Gastric perforation among neonates is a rare but frequently fatal condition of uncertain etiology. In the majority historical reports described gastric perforation in the neonatal population as “spontaneous”, until more recently, several variables including prematurity and nasal ventilation, sepsis or corticoidsteroid treatment have been implicated as contributing factors, too [44-46]. Recommended treatment consists out of emergency surgery with primary repair of the gastric wall, usually followed by a prompt and fast recovery. Since early diagnosis and prompt management before clinical deterioration occurs improve outcome of these patients, markedly [44-46]
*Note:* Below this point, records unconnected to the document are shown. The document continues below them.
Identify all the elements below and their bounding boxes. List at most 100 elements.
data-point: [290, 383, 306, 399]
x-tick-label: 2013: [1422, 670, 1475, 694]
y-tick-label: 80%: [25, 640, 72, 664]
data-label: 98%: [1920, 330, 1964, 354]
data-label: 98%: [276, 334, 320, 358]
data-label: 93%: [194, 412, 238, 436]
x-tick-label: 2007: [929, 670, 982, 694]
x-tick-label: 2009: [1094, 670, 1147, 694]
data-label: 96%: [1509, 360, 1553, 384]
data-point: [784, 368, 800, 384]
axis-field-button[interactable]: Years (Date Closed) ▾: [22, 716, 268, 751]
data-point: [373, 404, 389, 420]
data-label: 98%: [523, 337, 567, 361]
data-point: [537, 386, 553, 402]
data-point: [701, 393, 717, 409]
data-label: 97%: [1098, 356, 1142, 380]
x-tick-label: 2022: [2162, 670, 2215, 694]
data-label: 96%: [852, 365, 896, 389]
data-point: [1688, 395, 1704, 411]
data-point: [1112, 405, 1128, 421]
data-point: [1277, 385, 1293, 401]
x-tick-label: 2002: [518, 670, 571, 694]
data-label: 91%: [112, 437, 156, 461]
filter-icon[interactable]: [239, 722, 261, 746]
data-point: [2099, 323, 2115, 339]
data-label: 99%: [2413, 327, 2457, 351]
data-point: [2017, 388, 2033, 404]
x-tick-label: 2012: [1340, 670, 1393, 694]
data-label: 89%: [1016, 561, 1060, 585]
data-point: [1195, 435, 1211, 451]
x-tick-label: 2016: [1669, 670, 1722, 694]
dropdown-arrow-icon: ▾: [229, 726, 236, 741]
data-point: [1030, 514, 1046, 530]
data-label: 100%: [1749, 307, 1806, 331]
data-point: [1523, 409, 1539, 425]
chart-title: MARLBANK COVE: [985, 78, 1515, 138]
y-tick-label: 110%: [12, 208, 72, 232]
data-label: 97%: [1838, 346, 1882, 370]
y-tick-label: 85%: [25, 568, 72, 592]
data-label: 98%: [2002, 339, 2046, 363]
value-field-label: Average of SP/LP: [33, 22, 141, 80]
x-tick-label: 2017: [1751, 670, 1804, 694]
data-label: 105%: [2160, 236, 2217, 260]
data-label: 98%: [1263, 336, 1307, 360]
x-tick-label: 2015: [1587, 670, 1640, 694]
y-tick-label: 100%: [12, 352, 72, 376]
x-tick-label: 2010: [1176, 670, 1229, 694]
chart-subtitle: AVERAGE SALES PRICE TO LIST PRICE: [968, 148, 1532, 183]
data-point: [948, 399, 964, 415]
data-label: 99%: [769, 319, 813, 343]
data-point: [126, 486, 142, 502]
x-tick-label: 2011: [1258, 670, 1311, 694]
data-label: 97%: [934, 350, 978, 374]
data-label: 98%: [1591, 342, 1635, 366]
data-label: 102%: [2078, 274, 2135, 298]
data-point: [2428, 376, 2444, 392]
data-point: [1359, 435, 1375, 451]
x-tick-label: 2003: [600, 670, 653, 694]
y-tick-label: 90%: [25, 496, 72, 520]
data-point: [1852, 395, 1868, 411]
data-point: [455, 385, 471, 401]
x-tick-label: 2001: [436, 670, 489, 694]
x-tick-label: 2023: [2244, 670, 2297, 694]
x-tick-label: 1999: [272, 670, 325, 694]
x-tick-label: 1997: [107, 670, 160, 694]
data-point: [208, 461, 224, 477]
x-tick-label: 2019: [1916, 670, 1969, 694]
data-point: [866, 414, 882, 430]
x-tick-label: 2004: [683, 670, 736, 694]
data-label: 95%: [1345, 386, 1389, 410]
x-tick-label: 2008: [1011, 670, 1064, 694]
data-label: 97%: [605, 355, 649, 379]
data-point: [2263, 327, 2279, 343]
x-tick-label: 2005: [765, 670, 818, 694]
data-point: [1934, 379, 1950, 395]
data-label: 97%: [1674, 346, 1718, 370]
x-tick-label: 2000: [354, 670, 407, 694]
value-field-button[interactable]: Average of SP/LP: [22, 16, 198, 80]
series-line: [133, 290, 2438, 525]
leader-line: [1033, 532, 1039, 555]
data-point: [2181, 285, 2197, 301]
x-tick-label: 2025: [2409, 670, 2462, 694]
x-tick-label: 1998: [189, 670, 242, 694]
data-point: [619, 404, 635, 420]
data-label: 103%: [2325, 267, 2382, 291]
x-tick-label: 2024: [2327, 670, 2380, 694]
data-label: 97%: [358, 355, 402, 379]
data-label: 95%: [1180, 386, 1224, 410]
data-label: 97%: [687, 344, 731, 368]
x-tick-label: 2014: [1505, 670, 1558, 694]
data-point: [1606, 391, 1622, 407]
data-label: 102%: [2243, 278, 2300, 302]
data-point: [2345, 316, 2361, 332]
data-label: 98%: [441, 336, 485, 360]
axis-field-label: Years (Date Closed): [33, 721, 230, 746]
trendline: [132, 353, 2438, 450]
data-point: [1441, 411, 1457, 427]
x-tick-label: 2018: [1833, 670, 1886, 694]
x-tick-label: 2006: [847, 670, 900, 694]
Hyponatremia is a very rare but always serious condition in newborns, that might occur even long time after birth. Then, according to an American study, breast milk despite standard fortification might contain an insufficient quantity of sodium to meet the needs of very low birth weight infants [47]. In our report a (term) baby presented from home with an extreme life-threatening hyponatremia after an initially uneventful recovery from his pyloric atresia surgery on his first days of life. During short term follow-up the baby had to be readmitted with repeated episodes of hyponatremia. Final lab results for suspected pseudohyperalderonism are still inconclusive.
Birth- and Neonatal Care injuries in general present as a very special and delicate aspect of newborn surgery. They are supposed to happen more frequently during complex deliveries like Cesarian section or in the NICU setting, however they do happen during routine deliveries or neonatal home care as well. For their successful management great expertise and empathy is needed by every individual carer in charge.
No conflict of interest or any source of funding must be declared by the author.